Das Kernkraftwerk Kaliningrad (russisch Калининградская АЭС anhörenBeschreibungsseite der Audiodatei mit Lizenzangaben), auch als Baltisches Kernkraftwerk bezeichnet (russisch Балтийская АЭС anhörenBeschreibungsseite der Audiodatei mit Lizenzangaben, kurz БтАЭС) soll nahe der russischen Stadt Neman entstehen. Die nahe Tuschino gelegene Anlage ist das erste Kernkraftwerk der Oblast Kaliningrad und das zweite im baltischen Raum. Es soll zukünftig mit dem Kernkraftwerk Visaginas in Litauen konkurrieren.

Geschichte

Im Jahre 1973 gab es Überlegungen, von der damaligen Kraftwerk Union AG in der Sowjetunion ein Kernkraftwerk in Kaliningrad zu errichten, aus dem die Sowjetunion Elektrizität nach Deutschland verkaufen könnte. Breschnew selbst schlug dieses Angebot bei einem Besuch in Bonn Bundeskanzler Brandt vor. Es sollte eines der größten Kernkraftwerke in der Sowjetunion werden, das jemals errichtet wurde. Seitens der deutschen Industrien gab es heftigen Widerstand gegen die Anlage, da man davon ausging, dass die Sowjetunion die deutsche Kerntechnik und das Wissen für ihre eigenen Zwecke und Entwicklungen missbrauchen könnte. Die Befürworter des Projekts wiesen auf die wirtschaftlichen Vorteile des Projekts hin, und das Deutschland selbst nur zu etwa zu drei Prozent von der Anlage abhängig wäre. Das Problem an dem Projekt lag jedoch in West-Berlin.[1]

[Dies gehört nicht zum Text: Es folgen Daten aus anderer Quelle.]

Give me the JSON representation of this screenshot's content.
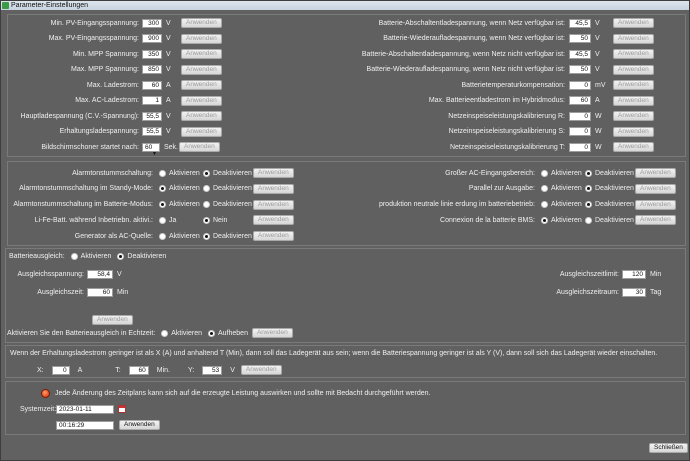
{
  "window": {
    "title": "Parameter-Einstellungen"
  },
  "top_left": [
    {
      "label": "Min. PV-Eingangsspannung:",
      "value": "300",
      "unit": "V",
      "button": "Anwenden"
    },
    {
      "label": "Max. PV-Eingangsspannung:",
      "value": "900",
      "unit": "V",
      "button": "Anwenden"
    },
    {
      "label": "Min. MPP Spannung:",
      "value": "350",
      "unit": "V",
      "button": "Anwenden"
    },
    {
      "label": "Max. MPP Spannung:",
      "value": "850",
      "unit": "V",
      "button": "Anwenden"
    },
    {
      "label": "Max. Ladestrom:",
      "value": "60",
      "unit": "A",
      "button": "Anwenden"
    },
    {
      "label": "Max. AC-Ladestrom:",
      "value": "1",
      "unit": "A",
      "button": "Anwenden"
    },
    {
      "label": "Hauptladespannung (C.V.-Spannung):",
      "value": "55,5",
      "unit": "V",
      "button": "Anwenden"
    },
    {
      "label": "Erhaltungsladespannung:",
      "value": "55,5",
      "unit": "V",
      "button": "Anwenden"
    },
    {
      "label": "Bildschirmschoner startet nach:",
      "value": "60",
      "unit": "Sek.",
      "button": "Anwenden"
    }
  ],
  "top_right": [
    {
      "label": "Batterie-Abschaltentladespannung, wenn Netz verfügbar ist:",
      "value": "45,5",
      "unit": "V",
      "button": "Anwenden"
    },
    {
      "label": "Batterie-Wiederaufladespannung, wenn Netz verfügbar ist:",
      "value": "50",
      "unit": "V",
      "button": "Anwenden"
    },
    {
      "label": "Batterie-Abschaltentladespannung, wenn Netz nicht verfügbar ist:",
      "value": "45,5",
      "unit": "V",
      "button": "Anwenden"
    },
    {
      "label": "Batterie-Wiederaufladespannung, wenn Netz nicht verfügbar ist:",
      "value": "50",
      "unit": "V",
      "button": "Anwenden"
    },
    {
      "label": "Batterietemperaturkompensation:",
      "value": "0",
      "unit": "mV",
      "button": "Anwenden"
    },
    {
      "label": "Max. Batterieentladestrom im Hybridmodus:",
      "value": "60",
      "unit": "A",
      "button": "Anwenden"
    },
    {
      "label": "Netzeinspeiseleistungskalibrierung R:",
      "value": "0",
      "unit": "W",
      "button": "Anwenden"
    },
    {
      "label": "Netzeinspeiseleistungskalibrierung S:",
      "value": "0",
      "unit": "W",
      "button": "Anwenden"
    },
    {
      "label": "Netzeinspeiseleistungskalibrierung T:",
      "value": "0",
      "unit": "W",
      "button": "Anwenden"
    }
  ],
  "mid_left": [
    {
      "label": "Alarmtonstummschaltung:",
      "opt1": "Aktivieren",
      "opt2": "Deaktivieren",
      "selected": 2,
      "button": "Anwenden"
    },
    {
      "label": "Alarmtonstummschaltung im Standy-Mode:",
      "opt1": "Aktivieren",
      "opt2": "Deaktivieren",
      "selected": 1,
      "button": "Anwenden"
    },
    {
      "label": "Alarmtonstummschaltung im Batterie-Modus:",
      "opt1": "Aktivieren",
      "opt2": "Deaktivieren",
      "selected": 1,
      "button": "Anwenden"
    },
    {
      "label": "Li-Fe-Batt. während Inbetriebn. aktivi.:",
      "opt1": "Ja",
      "opt2": "Nein",
      "selected": 2,
      "button": "Anwenden"
    },
    {
      "label": "Generator als AC-Quelle:",
      "opt1": "Aktivieren",
      "opt2": "Deaktivieren",
      "selected": 2,
      "button": "Anwenden"
    }
  ],
  "mid_right": [
    {
      "label": "Großer AC-Eingangsbereich:",
      "opt1": "Aktivieren",
      "opt2": "Deaktivieren",
      "selected": 2,
      "button": "Anwenden"
    },
    {
      "label": "Parallel zur Ausgabe:",
      "opt1": "Aktivieren",
      "opt2": "Deaktivieren",
      "selected": 2,
      "button": "Anwenden"
    },
    {
      "label": "produktion neutrale linie erdung im batteriebetrieb:",
      "opt1": "Aktivieren",
      "opt2": "Deaktivieren",
      "selected": 2,
      "button": "Anwenden"
    },
    {
      "label": "Connexion de la batterie BMS:",
      "opt1": "Aktivieren",
      "opt2": "Deaktivieren",
      "selected": 1,
      "button": "Anwenden"
    }
  ],
  "balance": {
    "label": "Batterieausgleich:",
    "opt1": "Aktivieren",
    "opt2": "Deaktivieren",
    "voltage_label": "Ausgleichsspannung:",
    "voltage_value": "58,4",
    "voltage_unit": "V",
    "time_label": "Ausgleichszeit:",
    "time_value": "60",
    "time_unit": "Min",
    "timeout_label": "Ausgleichszeitlimit:",
    "timeout_value": "120",
    "timeout_unit": "Min",
    "period_label": "Ausgleichszeitraum:",
    "period_value": "30",
    "period_unit": "Tag",
    "apply": "Anwenden",
    "realtime_label": "Aktivieren Sie den Batterieausgleich in Echtzeit:",
    "rt_opt1": "Aktivieren",
    "rt_opt2": "Aufheben",
    "rt_button": "Anwenden"
  },
  "float_rule": {
    "text": "Wenn der Erhaltungsladestrom geringer ist als X (A) und anhaltend T (Min), dann soll das Ladegerät aus sein; wenn die Batteriespannung geringer ist als Y (V), dann soll sich das Ladegerät wieder einschalten.",
    "x_label": "X:",
    "x_value": "0",
    "x_unit": "A",
    "t_label": "T:",
    "t_value": "60",
    "t_unit": "Min.",
    "y_label": "Y:",
    "y_value": "53",
    "y_unit": "V",
    "button": "Anwenden"
  },
  "system": {
    "warning": "Jede Änderung des Zeitplans kann sich auf die erzeugte Leistung auswirken und sollte mit Bedacht durchgeführt werden.",
    "time_label": "Systemzeit:",
    "date": "2023-01-11",
    "time": "00:16:29",
    "button": "Anwenden"
  },
  "close_button": "Schließen"
}
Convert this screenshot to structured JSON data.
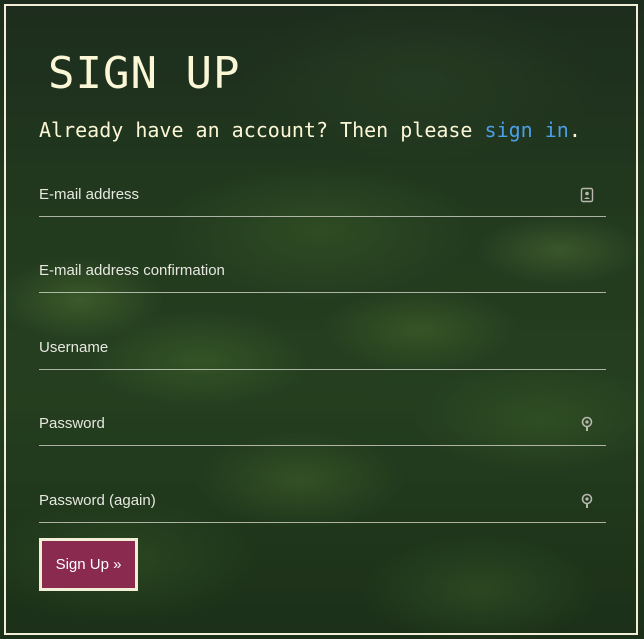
{
  "form": {
    "title": "SIGN UP",
    "subtitle_prefix": "Already have an account? Then please ",
    "subtitle_link": "sign in",
    "subtitle_suffix": ".",
    "fields": [
      {
        "label": "E-mail address",
        "icon": "contact-card-icon"
      },
      {
        "label": "E-mail address confirmation"
      },
      {
        "label": "Username"
      },
      {
        "label": "Password",
        "icon": "key-icon"
      },
      {
        "label": "Password (again)",
        "icon": "key-icon"
      }
    ],
    "submit_label": "Sign Up »"
  },
  "colors": {
    "accent_link": "#4a9fe8",
    "button_bg": "#8a2a4f",
    "frame_border": "#f2eed8",
    "title_text": "#fbf6d6"
  }
}
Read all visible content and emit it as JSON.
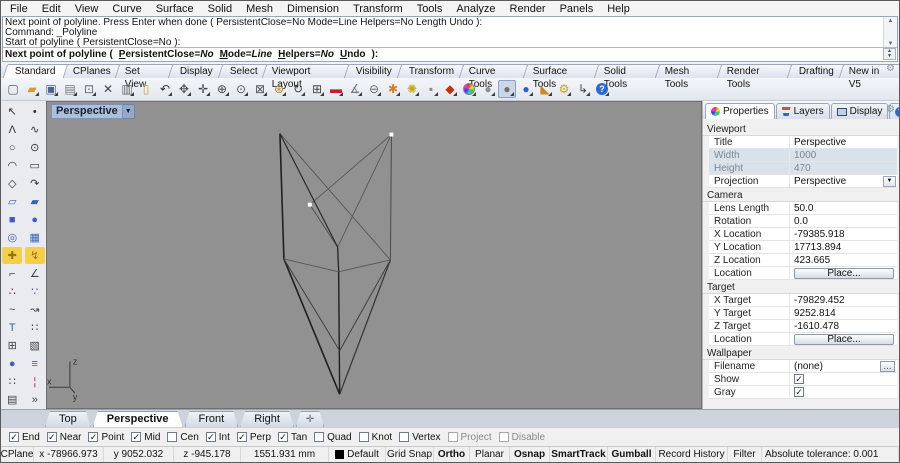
{
  "menu": {
    "items": [
      "File",
      "Edit",
      "View",
      "Curve",
      "Surface",
      "Solid",
      "Mesh",
      "Dimension",
      "Transform",
      "Tools",
      "Analyze",
      "Render",
      "Panels",
      "Help"
    ]
  },
  "command": {
    "history": [
      "Next point of polyline. Press Enter when done ( PersistentClose=No  Mode=Line  Helpers=No  Length  Undo ):",
      "Command: _Polyline",
      "Start of polyline ( PersistentClose=No ):"
    ],
    "prompt": {
      "prefix": "Next point of polyline",
      "open_paren": "(",
      "close": "):",
      "options": [
        {
          "hot": "P",
          "rest": "ersistentClose",
          "value": "No"
        },
        {
          "hot": "M",
          "rest": "ode",
          "value": "Line"
        },
        {
          "hot": "H",
          "rest": "elpers",
          "value": "No"
        },
        {
          "hot": "U",
          "rest": "ndo",
          "value": ""
        }
      ]
    }
  },
  "toolbar": {
    "tabs": [
      {
        "label": "Standard",
        "active": true
      },
      {
        "label": "CPlanes"
      },
      {
        "label": "Set View"
      },
      {
        "label": "Display"
      },
      {
        "label": "Select"
      },
      {
        "label": "Viewport Layout"
      },
      {
        "label": "Visibility"
      },
      {
        "label": "Transform"
      },
      {
        "label": "Curve Tools"
      },
      {
        "label": "Surface Tools"
      },
      {
        "label": "Solid Tools"
      },
      {
        "label": "Mesh Tools"
      },
      {
        "label": "Render Tools"
      },
      {
        "label": "Drafting"
      },
      {
        "label": "New in V5"
      }
    ],
    "icons": [
      {
        "name": "new-file-icon",
        "glyph": "▢",
        "color": "#5a5a5a",
        "flyout": false
      },
      {
        "name": "open-file-icon",
        "glyph": "▰",
        "color": "#d79b2a",
        "flyout": true
      },
      {
        "name": "save-icon",
        "glyph": "▣",
        "color": "#4a5f8a",
        "flyout": true
      },
      {
        "name": "print-icon",
        "glyph": "▤",
        "color": "#777777",
        "flyout": true
      },
      {
        "name": "export-icon",
        "glyph": "⊡",
        "color": "#666666",
        "flyout": true
      },
      {
        "name": "cut-icon",
        "glyph": "✕",
        "color": "#444444",
        "flyout": false
      },
      {
        "name": "copy-icon",
        "glyph": "▥",
        "color": "#666666",
        "flyout": true
      },
      {
        "name": "paste-icon",
        "glyph": "▯",
        "color": "#c7a53a",
        "flyout": false
      },
      {
        "name": "undo-icon",
        "glyph": "↶",
        "color": "#333333",
        "flyout": true
      },
      {
        "name": "pan-icon",
        "glyph": "✥",
        "color": "#555555",
        "flyout": true
      },
      {
        "name": "move-icon",
        "glyph": "✛",
        "color": "#444444",
        "flyout": true
      },
      {
        "name": "zoom-icon",
        "glyph": "⊕",
        "color": "#444444",
        "flyout": true
      },
      {
        "name": "zoom-dynamic-icon",
        "glyph": "⊙",
        "color": "#555555",
        "flyout": true
      },
      {
        "name": "zoom-window-icon",
        "glyph": "⊠",
        "color": "#555555",
        "flyout": true
      },
      {
        "name": "zoom-selected-icon",
        "glyph": "⊛",
        "color": "#b08a1a",
        "flyout": true
      },
      {
        "name": "rotate-view-icon",
        "glyph": "↻",
        "color": "#444444",
        "flyout": true
      },
      {
        "name": "viewport-layout-icon",
        "glyph": "⊞",
        "color": "#444444",
        "flyout": true
      },
      {
        "name": "shade-icon",
        "glyph": "▬",
        "color": "#c22222",
        "flyout": true
      },
      {
        "name": "measure-icon",
        "glyph": "∡",
        "color": "#777777",
        "flyout": true
      },
      {
        "name": "cplane-icon",
        "glyph": "⊖",
        "color": "#666666",
        "flyout": true
      },
      {
        "name": "block-icon",
        "glyph": "✱",
        "color": "#d97c1a",
        "flyout": true
      },
      {
        "name": "light-icon",
        "glyph": "✺",
        "color": "#c9a516",
        "flyout": true
      },
      {
        "name": "lock-icon",
        "glyph": "▪",
        "color": "#8a8a8a",
        "flyout": true
      },
      {
        "name": "layers-icon",
        "glyph": "◆",
        "color": "#c03311",
        "flyout": true
      },
      {
        "name": "colorwheel-icon",
        "glyph": "",
        "kind": "colorwheel",
        "flyout": true
      },
      {
        "name": "display-wireframe-icon",
        "glyph": "●",
        "color": "#8f8f8f",
        "flyout": true
      },
      {
        "name": "display-shaded-icon",
        "glyph": "●",
        "color": "#6f6f6f",
        "flyout": true,
        "pressed": true
      },
      {
        "name": "render-icon",
        "glyph": "●",
        "color": "#2b5fd9",
        "flyout": true
      },
      {
        "name": "render-preview-icon",
        "glyph": "◣",
        "color": "#cc8822",
        "flyout": true
      },
      {
        "name": "options-icon",
        "glyph": "⚙",
        "color": "#c9a21a",
        "flyout": true
      },
      {
        "name": "history-icon",
        "glyph": "↳",
        "color": "#444444",
        "flyout": true
      },
      {
        "name": "help-icon",
        "glyph": "?",
        "kind": "help",
        "flyout": true
      }
    ]
  },
  "sidebar": {
    "icons": [
      {
        "name": "pointer-icon",
        "glyph": "↖",
        "color": "#333333"
      },
      {
        "name": "point-icon",
        "glyph": "•",
        "color": "#333333"
      },
      {
        "name": "polyline-icon",
        "glyph": "Λ",
        "color": "#333333"
      },
      {
        "name": "curve-icon",
        "glyph": "∿",
        "color": "#333333"
      },
      {
        "name": "circle-icon",
        "glyph": "○",
        "color": "#333333"
      },
      {
        "name": "ellipse-icon",
        "glyph": "⊙",
        "color": "#333333"
      },
      {
        "name": "arc-icon",
        "glyph": "◠",
        "color": "#333333"
      },
      {
        "name": "rectangle-icon",
        "glyph": "▭",
        "color": "#333333"
      },
      {
        "name": "polygon-icon",
        "glyph": "◇",
        "color": "#333333"
      },
      {
        "name": "curve-blend-icon",
        "glyph": "↷",
        "color": "#333333"
      },
      {
        "name": "surface-points-icon",
        "glyph": "▱",
        "color": "#3c5fc0"
      },
      {
        "name": "surface-sweep-icon",
        "glyph": "▰",
        "color": "#3c5fc0"
      },
      {
        "name": "box-icon",
        "glyph": "■",
        "color": "#3c5fc0"
      },
      {
        "name": "sphere-icon",
        "glyph": "●",
        "color": "#3c5fc0"
      },
      {
        "name": "torus-icon",
        "glyph": "◎",
        "color": "#3c5fc0"
      },
      {
        "name": "mesh-box-icon",
        "glyph": "▦",
        "color": "#3c5fc0"
      },
      {
        "name": "boolean-icon",
        "glyph": "✚",
        "color": "#9a7400",
        "bg": "#f3cf4a"
      },
      {
        "name": "explode-icon",
        "glyph": "↯",
        "color": "#b56a00",
        "bg": "#f3cf4a"
      },
      {
        "name": "fillet-icon",
        "glyph": "⌐",
        "color": "#444444"
      },
      {
        "name": "chamfer-icon",
        "glyph": "∠",
        "color": "#444444"
      },
      {
        "name": "curve-boolean-icon",
        "glyph": "∴",
        "color": "#7a2020"
      },
      {
        "name": "point-cloud-icon",
        "glyph": "∵",
        "color": "#6a4a9a"
      },
      {
        "name": "rebuild-curve-icon",
        "glyph": "~",
        "color": "#444444"
      },
      {
        "name": "extend-curve-icon",
        "glyph": "↝",
        "color": "#444444"
      },
      {
        "name": "text-icon",
        "glyph": "T",
        "color": "#2a6aa0"
      },
      {
        "name": "points-on-icon",
        "glyph": "∷",
        "color": "#444444"
      },
      {
        "name": "block-define-icon",
        "glyph": "⊞",
        "color": "#444444"
      },
      {
        "name": "hatch-icon",
        "glyph": "▧",
        "color": "#444444"
      },
      {
        "name": "solid-union-icon",
        "glyph": "●",
        "color": "#3c5fc0"
      },
      {
        "name": "extrude-icon",
        "glyph": "≡",
        "color": "#3c5fc0"
      },
      {
        "name": "array-icon",
        "glyph": "∷",
        "color": "#444444"
      },
      {
        "name": "section-icon",
        "glyph": "¦",
        "color": "#c03030"
      },
      {
        "name": "named-view-icon",
        "glyph": "▤",
        "color": "#444444"
      },
      {
        "name": "more-tools-icon",
        "glyph": "»",
        "color": "#444444"
      }
    ]
  },
  "viewport": {
    "title": "Perspective",
    "dropdown_glyph": "▼",
    "axis": {
      "x": "x",
      "y": "y",
      "z": "z"
    },
    "points": {
      "A": [
        234,
        32
      ],
      "B": [
        346,
        33
      ],
      "C": [
        264,
        104
      ],
      "D": [
        292,
        147
      ],
      "E": [
        293,
        172
      ],
      "F": [
        238,
        159
      ],
      "G": [
        345,
        160
      ],
      "H": [
        294,
        252
      ],
      "I": [
        294,
        296
      ]
    },
    "edges": [
      [
        "A",
        "F",
        1.6,
        "#1f1f1f"
      ],
      [
        "F",
        "I",
        1.6,
        "#1f1f1f"
      ],
      [
        "B",
        "G",
        1.0,
        "#4a4a4a"
      ],
      [
        "G",
        "I",
        1.2,
        "#333333"
      ],
      [
        "A",
        "G",
        0.9,
        "#575757"
      ],
      [
        "B",
        "C",
        0.9,
        "#575757"
      ],
      [
        "C",
        "D",
        0.9,
        "#4a4a4a"
      ],
      [
        "B",
        "D",
        0.9,
        "#575757"
      ],
      [
        "A",
        "D",
        1.2,
        "#2a2a2a"
      ],
      [
        "D",
        "E",
        1.3,
        "#232323"
      ],
      [
        "E",
        "I",
        1.4,
        "#1f1f1f"
      ],
      [
        "F",
        "H",
        1.0,
        "#3d3d3d"
      ],
      [
        "G",
        "H",
        1.0,
        "#3d3d3d"
      ],
      [
        "E",
        "F",
        0.9,
        "#575757"
      ],
      [
        "E",
        "G",
        0.9,
        "#575757"
      ]
    ],
    "white_points": [
      [
        346,
        33
      ],
      [
        264,
        104
      ]
    ]
  },
  "panel": {
    "tabs": [
      {
        "label": "Properties",
        "icon": "colorwheel",
        "active": true
      },
      {
        "label": "Layers",
        "icon": "layers"
      },
      {
        "label": "Display",
        "icon": "display"
      },
      {
        "label": "Help",
        "icon": "help"
      }
    ],
    "sections": [
      {
        "title": "Viewport",
        "rows": [
          {
            "label": "Title",
            "value": "Perspective",
            "type": "text"
          },
          {
            "label": "Width",
            "value": "1000",
            "type": "disabled"
          },
          {
            "label": "Height",
            "value": "470",
            "type": "disabled"
          },
          {
            "label": "Projection",
            "value": "Perspective",
            "type": "dropdown"
          }
        ]
      },
      {
        "title": "Camera",
        "rows": [
          {
            "label": "Lens Length",
            "value": "50.0",
            "type": "text"
          },
          {
            "label": "Rotation",
            "value": "0.0",
            "type": "text"
          },
          {
            "label": "X Location",
            "value": "-79385.918",
            "type": "text"
          },
          {
            "label": "Y Location",
            "value": "17713.894",
            "type": "text"
          },
          {
            "label": "Z Location",
            "value": "423.665",
            "type": "text"
          },
          {
            "label": "Location",
            "value": "Place...",
            "type": "button"
          }
        ]
      },
      {
        "title": "Target",
        "rows": [
          {
            "label": "X Target",
            "value": "-79829.452",
            "type": "text"
          },
          {
            "label": "Y Target",
            "value": "9252.814",
            "type": "text"
          },
          {
            "label": "Z Target",
            "value": "-1610.478",
            "type": "text"
          },
          {
            "label": "Location",
            "value": "Place...",
            "type": "button"
          }
        ]
      },
      {
        "title": "Wallpaper",
        "rows": [
          {
            "label": "Filename",
            "value": "(none)",
            "type": "file",
            "button": "..."
          },
          {
            "label": "Show",
            "checked": true,
            "type": "check"
          },
          {
            "label": "Gray",
            "checked": true,
            "type": "check"
          }
        ]
      }
    ]
  },
  "viewport_tabs": {
    "tabs": [
      {
        "label": "Top"
      },
      {
        "label": "Perspective",
        "active": true
      },
      {
        "label": "Front"
      },
      {
        "label": "Right"
      }
    ],
    "new_tab_label": "✛"
  },
  "osnap": {
    "items": [
      {
        "label": "End",
        "checked": true
      },
      {
        "label": "Near",
        "checked": true
      },
      {
        "label": "Point",
        "checked": true
      },
      {
        "label": "Mid",
        "checked": true
      },
      {
        "label": "Cen",
        "checked": false
      },
      {
        "label": "Int",
        "checked": true
      },
      {
        "label": "Perp",
        "checked": true
      },
      {
        "label": "Tan",
        "checked": true
      },
      {
        "label": "Quad",
        "checked": false
      },
      {
        "label": "Knot",
        "checked": false
      },
      {
        "label": "Vertex",
        "checked": false
      },
      {
        "label": "Project",
        "checked": false,
        "dim": true
      },
      {
        "label": "Disable",
        "checked": false,
        "dim": true
      }
    ]
  },
  "statusbar": {
    "cells": [
      {
        "label": "CPlane",
        "interactable": true
      },
      {
        "label": "x -78966.973"
      },
      {
        "label": "y 9052.032"
      },
      {
        "label": "z -945.178"
      },
      {
        "label": "1551.931 mm"
      },
      {
        "label": "Default",
        "swatch": "#000000",
        "interactable": true
      },
      {
        "label": "Grid Snap",
        "interactable": true
      },
      {
        "label": "Ortho",
        "bold": true,
        "interactable": true
      },
      {
        "label": "Planar",
        "interactable": true
      },
      {
        "label": "Osnap",
        "bold": true,
        "interactable": true
      },
      {
        "label": "SmartTrack",
        "bold": true,
        "interactable": true
      },
      {
        "label": "Gumball",
        "bold": true,
        "interactable": true
      },
      {
        "label": "Record History",
        "interactable": true
      },
      {
        "label": "Filter",
        "interactable": true
      },
      {
        "label": "Absolute tolerance: 0.001"
      }
    ]
  }
}
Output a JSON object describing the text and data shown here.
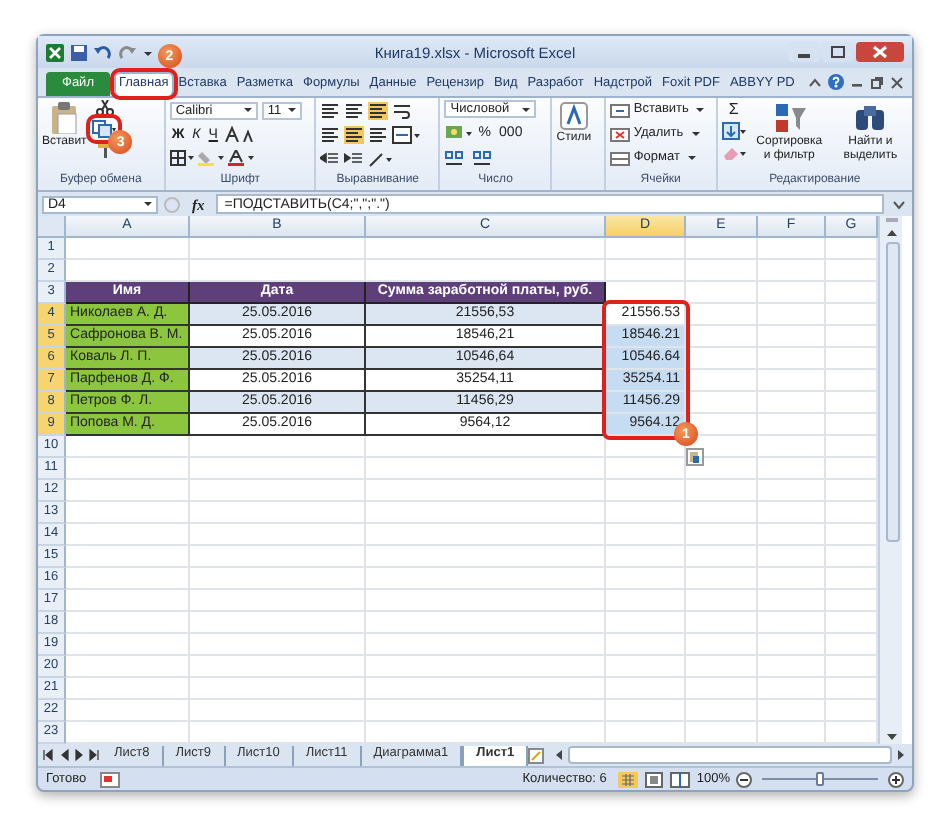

Die Grundidee des Projekts lag darin, West-Berlin mit Elektrizität zu versorgen, da der westliche Stadtteil keine Verbindung zum Stromnetz der Bundesrepublik Deutschland hatte. Aufgrund dessen gabt es in West-Berlin eigene Kohlekraftwerke, deren Versorgung mit Kohle allerdings problematisch war. Da die Industrie in West-Berlin einen stetig steigenden Energiebedarf hatte, wollte man durch das Kernkraftwerk in Kaliningrad diesen Bedarf decken, ohne neue Kohlekraftwerke in West-Berlin errichten zu müssen. Allerdings würde die Leitung vom Kernkraftwerk nach West-Berlin durch Polen und die DDR verlaufen. Aufgrund dessen gab es mit Breschnew ein Gespräch in Ost-Berlin, bei dem beide Länder ihr Einverständnis gaben diese Leitung zu errichten. Um Manipulationen dieser Länder an der Leitung zu verhindern, sollte die Leitung alleine der Sowjetunion gehören.[2]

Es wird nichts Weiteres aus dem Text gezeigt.